Observational studies differ from randomised trials in the respect that validity problems cannot be prevented in the study design, e.g. by randomisation, concealed allocation, and blinding. Instead, the statistical analysis needs to include considerations regarding validity oriented adjustments. Please describe in more detail how other sorts of bias than publication bias were evaluated in the review. See also Faber T, Ravaud P, Riveros C, Perrodeau C, Dechartres A. Meta-analyses including non-randomized studies of therapeutic interventions: a methodological review.

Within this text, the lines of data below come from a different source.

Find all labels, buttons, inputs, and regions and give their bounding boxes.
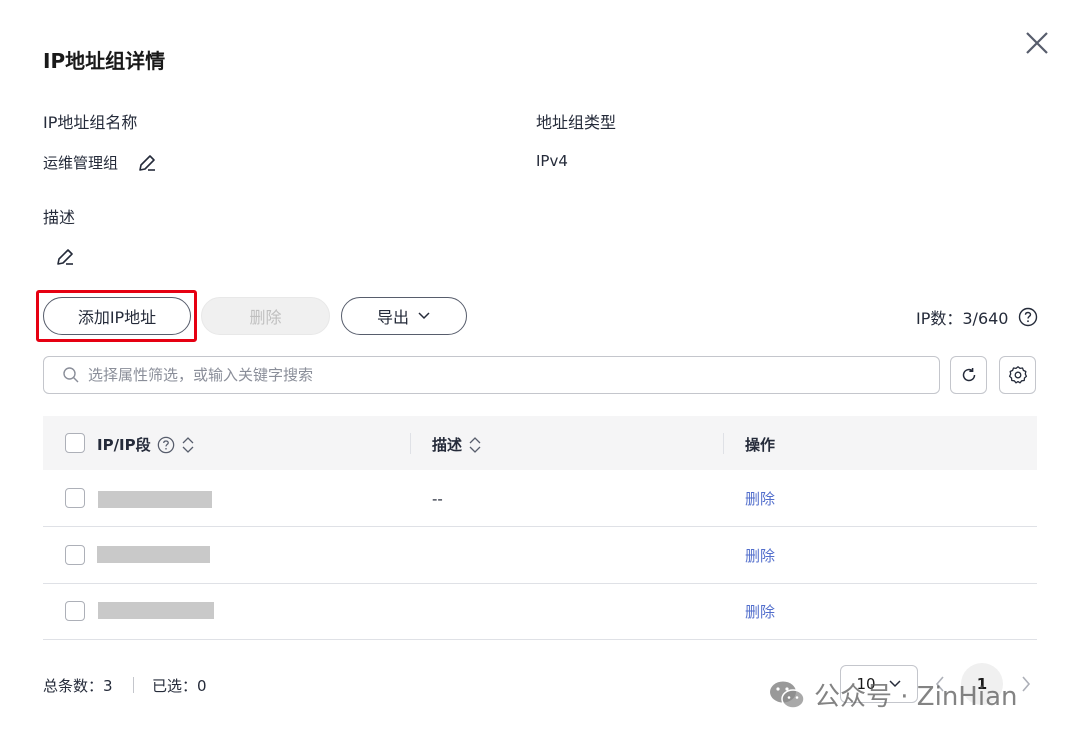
help-icon[interactable] — [157, 436, 175, 454]
ip-redacted — [98, 602, 214, 619]
refresh-icon — [962, 368, 975, 382]
col-action: 操作 — [745, 434, 775, 455]
desc-label: 描述 — [43, 208, 76, 227]
table-row: 删除 — [43, 528, 1037, 584]
total-count: 总条数：3 — [43, 677, 113, 695]
delete-button[interactable]: 删除 — [201, 297, 330, 335]
row-delete-link[interactable]: 删除 — [745, 601, 775, 622]
chevron-down-icon — [418, 312, 430, 320]
dialog-title: IP地址组详情 — [43, 49, 166, 73]
search-input[interactable] — [88, 366, 908, 384]
refresh-button[interactable] — [950, 356, 987, 394]
footer-divider — [133, 677, 134, 693]
edit-name-icon[interactable] — [136, 152, 158, 174]
col-ip: IP/IP段 — [97, 434, 195, 455]
column-divider — [410, 433, 411, 454]
settings-button[interactable] — [999, 356, 1036, 394]
watermark-text: 公众号 · ZinHian — [814, 682, 1018, 712]
export-label: 导出 — [376, 308, 409, 327]
type-value: IPv4 — [536, 152, 568, 170]
edit-desc-icon[interactable] — [54, 246, 76, 268]
search-box[interactable] — [43, 356, 940, 394]
row-checkbox[interactable] — [65, 488, 85, 508]
type-label: 地址组类型 — [536, 113, 617, 132]
add-ip-label: 添加IP地址 — [77, 308, 157, 327]
sort-icon[interactable] — [468, 435, 482, 455]
row-delete-link[interactable]: 删除 — [745, 545, 775, 566]
table-row: -- 删除 — [43, 471, 1037, 527]
selected-count: 已选：0 — [152, 677, 207, 695]
column-divider — [723, 433, 724, 454]
gear-icon — [1008, 366, 1027, 384]
help-icon[interactable] — [1018, 307, 1038, 327]
name-value: 运维管理组 — [43, 154, 119, 172]
select-all-checkbox[interactable] — [65, 433, 85, 453]
search-icon — [63, 367, 79, 383]
delete-label: 删除 — [249, 308, 282, 327]
col-desc-label: 描述 — [432, 436, 463, 454]
row-delete-link[interactable]: 删除 — [745, 488, 775, 509]
row-desc: -- — [432, 490, 443, 508]
col-desc: 描述 — [432, 434, 482, 455]
ip-redacted — [98, 491, 212, 508]
ip-count: IP数：3/640 — [916, 305, 1038, 329]
name-label: IP地址组名称 — [43, 113, 138, 132]
close-icon[interactable] — [1024, 30, 1050, 56]
export-button[interactable]: 导出 — [341, 297, 467, 335]
add-ip-button[interactable]: 添加IP地址 — [43, 297, 191, 335]
table-row: 删除 — [43, 584, 1037, 640]
ip-count-text: IP数：3/640 — [916, 309, 1009, 328]
table-header: IP/IP段 描述 操作 — [43, 416, 1037, 470]
row-checkbox[interactable] — [65, 545, 85, 565]
col-ip-label: IP/IP段 — [97, 436, 151, 454]
next-page-icon[interactable] — [1020, 674, 1032, 694]
sort-icon[interactable] — [181, 435, 195, 455]
col-action-label: 操作 — [745, 436, 776, 454]
wechat-icon — [770, 681, 805, 709]
watermark: 公众号 · ZinHian — [768, 676, 1018, 713]
row-checkbox[interactable] — [65, 601, 85, 621]
ip-redacted — [97, 546, 210, 563]
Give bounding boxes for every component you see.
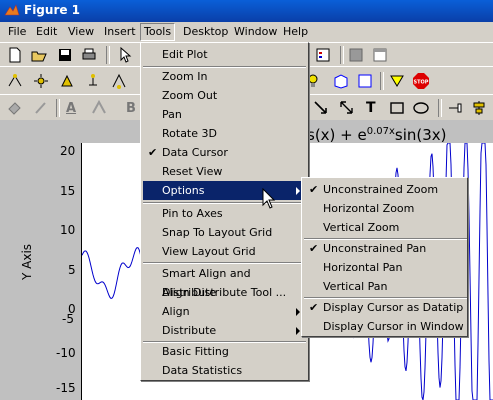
submenu-arrow-icon xyxy=(296,308,300,316)
check-icon: ✔ xyxy=(309,242,319,255)
menu-view[interactable]: View xyxy=(68,25,94,38)
ytick-label: 20 xyxy=(60,144,76,158)
plot-title: s(x) + e0.07xsin(3x) xyxy=(307,126,447,144)
options-submenu: ✔ Unconstrained Zoom Horizontal Zoom Vert… xyxy=(301,177,468,337)
menu-item-zoom-in[interactable]: Zoom In xyxy=(143,67,306,86)
window-title: Figure 1 xyxy=(24,3,81,17)
check-icon: ✔ xyxy=(309,183,319,196)
mouse-cursor-icon xyxy=(262,188,276,209)
save-icon[interactable] xyxy=(56,46,74,64)
matlab-logo-icon xyxy=(4,4,20,16)
dolly-camera-icon[interactable] xyxy=(84,72,102,90)
menu-item-horizontal-pan[interactable]: Horizontal Pan xyxy=(304,258,465,277)
menu-edit[interactable]: Edit xyxy=(36,25,57,38)
menu-desktop[interactable]: Desktop xyxy=(183,25,228,38)
menu-item-snap-to-layout-grid[interactable]: Snap To Layout Grid xyxy=(143,223,306,242)
toolbar-separator xyxy=(106,46,110,64)
orbit-light-icon[interactable] xyxy=(32,72,50,90)
y-axis-label: Y Axis xyxy=(20,243,34,280)
toolbar-separator xyxy=(56,99,60,117)
align-tool-icon[interactable] xyxy=(470,99,488,117)
menu-tools[interactable]: Tools xyxy=(140,23,176,41)
stop-icon[interactable]: STOP xyxy=(412,72,430,90)
check-icon: ✔ xyxy=(148,146,158,159)
menu-file[interactable]: File xyxy=(8,25,26,38)
print-icon[interactable] xyxy=(80,46,98,64)
move-camera-icon[interactable] xyxy=(110,72,128,90)
menu-insert[interactable]: Insert xyxy=(104,25,136,38)
toolbar-separator xyxy=(438,99,442,117)
legend-icon[interactable] xyxy=(314,46,332,64)
menu-item-options[interactable]: Options xyxy=(143,181,306,200)
orbit-camera-icon[interactable] xyxy=(6,72,24,90)
menu-item-unconstrained-zoom[interactable]: ✔ Unconstrained Zoom xyxy=(304,180,465,199)
title-bar: Figure 1 xyxy=(0,0,493,22)
font-icon[interactable] xyxy=(90,99,108,117)
double-arrow-tool-icon[interactable] xyxy=(338,99,356,117)
menu-window[interactable]: Window xyxy=(234,25,277,38)
projection-icon[interactable] xyxy=(332,72,350,90)
camera-motion-icon[interactable] xyxy=(388,72,406,90)
menu-item-zoom-out[interactable]: Zoom Out xyxy=(143,86,306,105)
menu-item-reset-view[interactable]: Reset View xyxy=(143,162,306,181)
plot-title-head: s(x) + e xyxy=(307,126,367,144)
ellipse-tool-icon[interactable] xyxy=(412,99,430,117)
menu-item-vertical-zoom[interactable]: Vertical Zoom xyxy=(304,218,465,237)
ytick-label: 15 xyxy=(60,184,76,198)
edge-color-icon[interactable] xyxy=(32,99,50,117)
plot-title-exponent: 0.07x xyxy=(366,126,395,137)
menu-bar: File Edit View Insert Tools Desktop Wind… xyxy=(0,22,493,42)
menu-item-align-distribute-tool[interactable]: Align Distribute Tool ... xyxy=(143,283,306,302)
ytick-label: -10 xyxy=(56,346,76,360)
menu-item-display-cursor-as-datatip[interactable]: ✔ Display Cursor as Datatip xyxy=(304,298,465,317)
menu-help[interactable]: Help xyxy=(283,25,308,38)
menu-item-vertical-pan[interactable]: Vertical Pan xyxy=(304,277,465,296)
menu-item-data-statistics[interactable]: Data Statistics xyxy=(143,361,306,380)
text-color-tool[interactable]: A xyxy=(66,101,76,116)
menu-item-pan[interactable]: Pan xyxy=(143,105,306,124)
plot-title-tail: sin(3x) xyxy=(394,126,447,144)
tools-menu: Edit Plot Zoom In Zoom Out Pan Rotate 3D… xyxy=(140,42,309,381)
toolbar-separator xyxy=(340,46,344,64)
bold-tool[interactable]: B xyxy=(126,101,136,116)
show-plot-tools-icon[interactable] xyxy=(371,46,389,64)
menu-item-unconstrained-pan[interactable]: ✔ Unconstrained Pan xyxy=(304,239,465,258)
text-tool[interactable]: T xyxy=(366,100,376,116)
menu-item-align[interactable]: Align xyxy=(143,302,306,321)
menu-item-edit-plot[interactable]: Edit Plot xyxy=(143,45,306,64)
submenu-arrow-icon xyxy=(296,187,300,195)
toolbar-separator xyxy=(380,72,384,90)
menu-item-pin-to-axes[interactable]: Pin to Axes xyxy=(143,204,306,223)
edit-plot-arrow-icon[interactable] xyxy=(116,46,134,64)
scene-light-icon[interactable] xyxy=(356,72,374,90)
menu-item-view-layout-grid[interactable]: View Layout Grid xyxy=(143,242,306,261)
arrow-tool-icon[interactable] xyxy=(312,99,330,117)
menu-item-display-cursor-in-window[interactable]: Display Cursor in Window xyxy=(304,317,465,336)
submenu-arrow-icon xyxy=(296,327,300,335)
open-file-icon[interactable] xyxy=(30,46,48,64)
menu-item-horizontal-zoom[interactable]: Horizontal Zoom xyxy=(304,199,465,218)
check-icon: ✔ xyxy=(309,301,319,314)
menu-item-data-cursor[interactable]: ✔ Data Cursor xyxy=(143,143,306,162)
pan-camera-icon[interactable] xyxy=(58,72,76,90)
stop-label: STOP xyxy=(414,80,429,86)
ytick-label: 5 xyxy=(68,263,76,277)
menu-item-distribute[interactable]: Distribute xyxy=(143,321,306,340)
ytick-label: -15 xyxy=(56,381,76,395)
fill-color-icon[interactable] xyxy=(6,99,24,117)
menu-item-smart-align[interactable]: Smart Align and Distribute xyxy=(143,264,306,299)
ytick-label: 10 xyxy=(60,223,76,237)
pin-tool-icon[interactable] xyxy=(446,99,464,117)
new-figure-icon[interactable] xyxy=(6,46,24,64)
menu-item-basic-fitting[interactable]: Basic Fitting xyxy=(143,342,306,361)
ytick-label: -5 xyxy=(62,312,74,326)
rectangle-tool-icon[interactable] xyxy=(388,99,406,117)
hide-plot-tools-icon[interactable] xyxy=(347,46,365,64)
menu-item-rotate-3d[interactable]: Rotate 3D xyxy=(143,124,306,143)
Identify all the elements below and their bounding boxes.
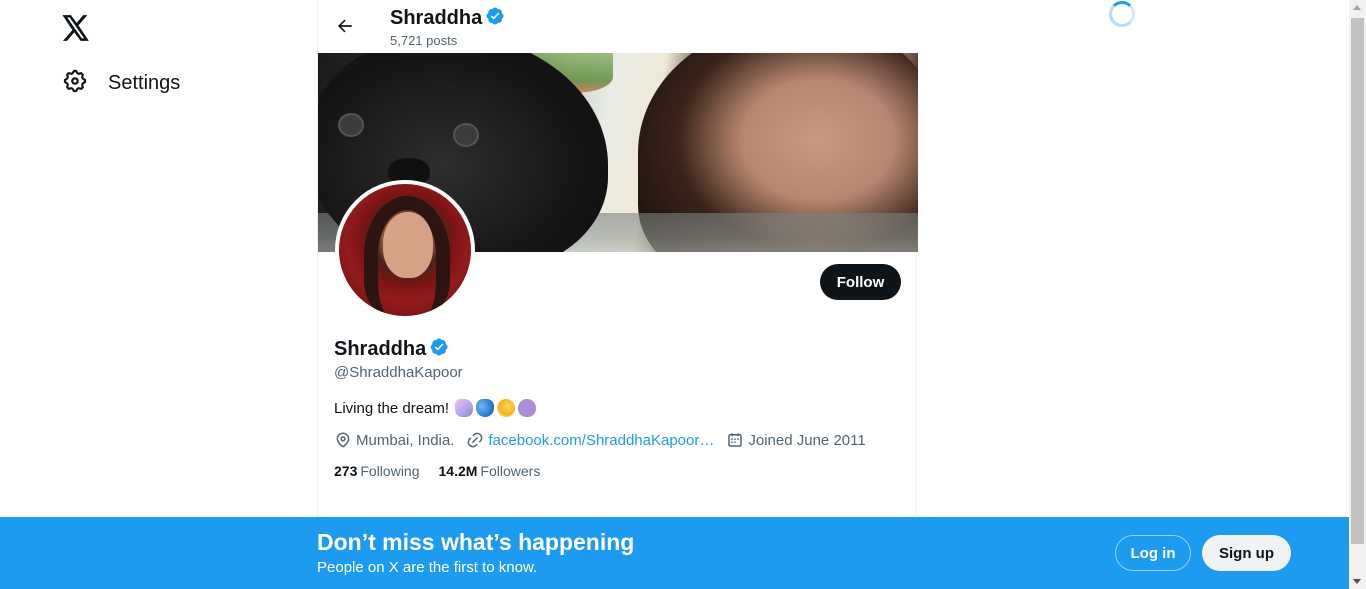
profile-column: Shraddha 5,721 posts Follow Shraddha @Sh… (317, 0, 918, 589)
scroll-up-arrow-icon[interactable] (1353, 5, 1361, 10)
profile-header-bar: Shraddha 5,721 posts (318, 0, 918, 53)
signup-button[interactable]: Sign up (1202, 535, 1291, 571)
bio-text: Living the dream! (334, 399, 450, 417)
profile-handle: @ShraddhaKapoor (334, 364, 463, 381)
back-arrow-icon (337, 19, 352, 33)
joined-text: Joined June 2011 (748, 431, 866, 449)
purple-heart-icon (518, 399, 537, 417)
location-text: Mumbai, India. (356, 431, 455, 449)
header-name-row: Shraddha (390, 6, 505, 31)
following-link[interactable]: 273 Following (334, 463, 420, 479)
header-name: Shraddha (390, 7, 483, 29)
scroll-down-arrow-icon[interactable] (1353, 579, 1361, 584)
profile-stats: 273 Following 14.2M Followers (334, 463, 540, 479)
dizzy-star-icon (497, 399, 516, 417)
x-logo-icon[interactable] (58, 10, 94, 46)
scrollbar-thumb[interactable] (1351, 18, 1364, 544)
calendar-icon (728, 433, 743, 447)
page-scrollbar[interactable] (1349, 0, 1366, 589)
butterfly-icon (476, 399, 495, 417)
profile-meta-row: Mumbai, India. facebook.com/ShraddhaKapo… (334, 431, 878, 449)
login-button[interactable]: Log in (1115, 535, 1191, 571)
prompt-subtitle: People on X are the first to know. (317, 559, 538, 576)
profile-name-row: Shraddha (334, 337, 449, 362)
website-link[interactable]: facebook.com/ShraddhaKapoor… (488, 432, 714, 449)
gear-icon (62, 68, 88, 99)
header-post-count: 5,721 posts (390, 33, 458, 48)
profile-joined: Joined June 2011 (726, 431, 866, 449)
unicorn-icon (455, 399, 474, 417)
avatar[interactable] (335, 180, 475, 320)
loading-spinner-icon (1109, 1, 1135, 27)
following-label: Following (360, 463, 420, 479)
location-pin-icon (336, 432, 350, 448)
following-count: 273 (334, 463, 358, 479)
followers-count: 14.2M (438, 463, 478, 479)
verified-badge-icon (485, 6, 505, 31)
followers-label: Followers (480, 463, 541, 479)
back-button[interactable] (330, 11, 360, 41)
profile-name: Shraddha (334, 338, 427, 360)
profile-location: Mumbai, India. (334, 431, 454, 449)
link-icon (468, 432, 483, 448)
left-navigation: Settings (0, 0, 317, 589)
followers-link[interactable]: 14.2M Followers (439, 463, 541, 479)
nav-settings[interactable]: Settings (58, 64, 184, 102)
prompt-title: Don’t miss what’s happening (317, 529, 635, 555)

BMC Medical Research Methodology 2016:35.
The meta-analysis is performed using random-effect models. In contrast to fixed-effect models, which are used to estimate common effects, random-effect models are used to estimate average effects, and the variability of the effects represented by their average may have clinical interpretations. Prediction intervals can be used to evaluate if this is the case here, see e.g. Riley RD, Higgins JPT, Deeks JJ. Research Methods & Reporting: Interpretation of random effects meta-analyses. Br Med J 2011;342:d549. I recommend including prediction intervals in the forest plots.
Network meta-analyses are based on underlying assumptions such as of transitivity, i.e. that there are no systematic differences between the comparisons other than the treatments being compared (see Salanti G. Indirect and mixed-treatment comparison, network, or multiple-treatments meta-analysis: many names, many benefits, many concerns for the next generation evidence synthesis tool. Res Synth Methods 2012;3:80–97). Are these assumptions fulfilled and the calculated effect estimates valid?